As we enter nearly a month of mandatory COVID-19 lockdowns across the country, much of America’s small businesses are closing down for good or are just on the brink. The 78% of Americans who lived paycheck to paycheck before the economic shutdown who are now out of work indefinitely are finding themselves without answers as to how they are going to pay next month’s rent, not to mention next months’ meals for themselves and their children.
One third of Americans did not pay rent in April. With some states having already extended their lockdowns into June, how can they possibly pay two more rent cycles? The stimulus check of $1,200 is laughable at best for much of the country living in areas where rent in even a studio apartment is double or triple that amount.
I’m not saying that we should not be worried about COVID-19. It is obviously a very real public health crisis. However, so is poverty. Thrusting millions of Americans into a state-caused poverty with the justification “it’s for your own good” simply can’t be the only solution. There absolutely must be a middle ground approach that allows Americans who need to feed their families the ability to do so. Refusing to address the economic shutdown as a health crisis is ignorant and destructive. It is very telling that the government officials who have a guaranteed check every week are comfortable telling people to “just wait it out”.
Low-risk Americans must be allowed to return to work if they choose.
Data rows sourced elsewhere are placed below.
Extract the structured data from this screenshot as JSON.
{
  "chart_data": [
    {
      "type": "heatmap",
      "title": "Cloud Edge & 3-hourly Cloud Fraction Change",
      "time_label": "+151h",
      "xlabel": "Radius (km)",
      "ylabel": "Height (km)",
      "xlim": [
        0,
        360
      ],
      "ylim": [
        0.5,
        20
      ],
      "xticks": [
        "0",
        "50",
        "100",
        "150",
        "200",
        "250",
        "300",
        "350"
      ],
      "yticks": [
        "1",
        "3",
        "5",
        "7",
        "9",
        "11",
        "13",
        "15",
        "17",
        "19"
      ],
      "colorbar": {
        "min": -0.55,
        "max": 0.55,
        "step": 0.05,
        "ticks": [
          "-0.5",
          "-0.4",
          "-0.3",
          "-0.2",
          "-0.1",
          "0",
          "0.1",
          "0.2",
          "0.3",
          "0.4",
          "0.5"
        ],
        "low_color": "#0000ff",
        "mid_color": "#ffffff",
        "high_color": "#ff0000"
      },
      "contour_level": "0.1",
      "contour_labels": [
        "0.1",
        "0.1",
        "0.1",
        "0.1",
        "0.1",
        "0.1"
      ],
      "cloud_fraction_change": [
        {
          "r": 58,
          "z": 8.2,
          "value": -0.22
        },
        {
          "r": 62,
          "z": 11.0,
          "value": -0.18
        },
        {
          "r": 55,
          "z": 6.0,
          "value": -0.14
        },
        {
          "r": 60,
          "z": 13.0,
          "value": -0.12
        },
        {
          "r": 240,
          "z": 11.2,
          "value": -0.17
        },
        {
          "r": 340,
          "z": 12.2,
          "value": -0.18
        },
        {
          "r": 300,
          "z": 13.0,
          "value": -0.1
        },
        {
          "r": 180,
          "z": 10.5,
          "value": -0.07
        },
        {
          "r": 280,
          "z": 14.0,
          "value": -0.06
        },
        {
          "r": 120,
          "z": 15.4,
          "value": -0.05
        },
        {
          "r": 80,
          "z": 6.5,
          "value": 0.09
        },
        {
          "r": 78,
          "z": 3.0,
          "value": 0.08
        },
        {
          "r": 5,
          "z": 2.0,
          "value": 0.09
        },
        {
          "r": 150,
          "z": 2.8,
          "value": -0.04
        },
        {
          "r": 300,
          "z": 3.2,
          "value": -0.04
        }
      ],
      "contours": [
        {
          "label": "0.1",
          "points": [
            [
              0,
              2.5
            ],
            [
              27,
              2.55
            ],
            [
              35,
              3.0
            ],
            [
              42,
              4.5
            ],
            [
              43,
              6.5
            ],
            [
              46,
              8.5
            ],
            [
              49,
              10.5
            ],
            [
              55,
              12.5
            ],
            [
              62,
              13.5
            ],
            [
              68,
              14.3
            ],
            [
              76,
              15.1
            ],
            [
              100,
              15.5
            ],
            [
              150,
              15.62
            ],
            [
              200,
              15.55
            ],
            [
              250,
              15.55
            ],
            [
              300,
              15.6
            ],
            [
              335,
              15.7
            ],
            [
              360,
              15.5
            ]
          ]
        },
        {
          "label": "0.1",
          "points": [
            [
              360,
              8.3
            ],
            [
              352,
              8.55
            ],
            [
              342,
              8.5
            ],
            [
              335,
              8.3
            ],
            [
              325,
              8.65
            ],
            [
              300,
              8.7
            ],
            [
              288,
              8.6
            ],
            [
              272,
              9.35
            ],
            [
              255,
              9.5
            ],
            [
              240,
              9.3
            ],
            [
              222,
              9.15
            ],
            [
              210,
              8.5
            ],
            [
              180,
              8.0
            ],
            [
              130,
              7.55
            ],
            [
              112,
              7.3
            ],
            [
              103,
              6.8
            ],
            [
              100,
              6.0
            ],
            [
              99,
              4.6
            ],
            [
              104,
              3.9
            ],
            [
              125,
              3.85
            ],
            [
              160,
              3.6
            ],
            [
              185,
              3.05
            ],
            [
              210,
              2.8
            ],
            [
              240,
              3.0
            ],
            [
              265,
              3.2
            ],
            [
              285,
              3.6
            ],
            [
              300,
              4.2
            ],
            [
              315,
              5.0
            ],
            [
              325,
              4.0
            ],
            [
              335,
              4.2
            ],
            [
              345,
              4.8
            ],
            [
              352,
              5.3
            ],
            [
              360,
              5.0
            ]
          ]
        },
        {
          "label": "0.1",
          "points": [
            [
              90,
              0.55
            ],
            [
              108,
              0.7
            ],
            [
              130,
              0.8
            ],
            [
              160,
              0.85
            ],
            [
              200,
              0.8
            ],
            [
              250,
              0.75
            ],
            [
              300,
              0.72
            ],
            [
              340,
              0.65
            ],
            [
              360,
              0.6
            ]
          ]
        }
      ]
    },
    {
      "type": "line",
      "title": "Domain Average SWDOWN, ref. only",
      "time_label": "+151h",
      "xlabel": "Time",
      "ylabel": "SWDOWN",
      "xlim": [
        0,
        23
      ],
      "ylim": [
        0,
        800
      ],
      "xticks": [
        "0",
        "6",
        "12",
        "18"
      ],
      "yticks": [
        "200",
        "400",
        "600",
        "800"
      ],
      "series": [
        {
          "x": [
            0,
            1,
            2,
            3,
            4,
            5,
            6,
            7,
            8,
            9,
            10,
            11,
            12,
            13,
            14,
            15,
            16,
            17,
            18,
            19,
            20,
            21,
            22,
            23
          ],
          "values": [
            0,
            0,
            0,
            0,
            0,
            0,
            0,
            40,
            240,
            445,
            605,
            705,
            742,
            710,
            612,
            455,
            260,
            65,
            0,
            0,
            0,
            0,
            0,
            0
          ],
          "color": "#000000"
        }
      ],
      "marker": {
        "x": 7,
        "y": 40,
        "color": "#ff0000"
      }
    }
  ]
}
They can do so while wearing masks, engaging in as much social distancing as possible, and maintaining strict cleanliness at their place of work. I would argue there is far more danger in people standing in lines around the block of grocery stores than there would be in most workplaces.
Americans and the government must come to terms with the fact that the COVID-19 crisis is two-fold. The economic destruction should not be an afterthought, and it should be treated just as seriously. It’s not about “prioritizing money over people” as many would retort. The economy is tied to mortality just as much as the virus is. When people start dying from lack of work and food, will those deaths be just as pressing of a concern as COVID-19 deaths? Only time will tell.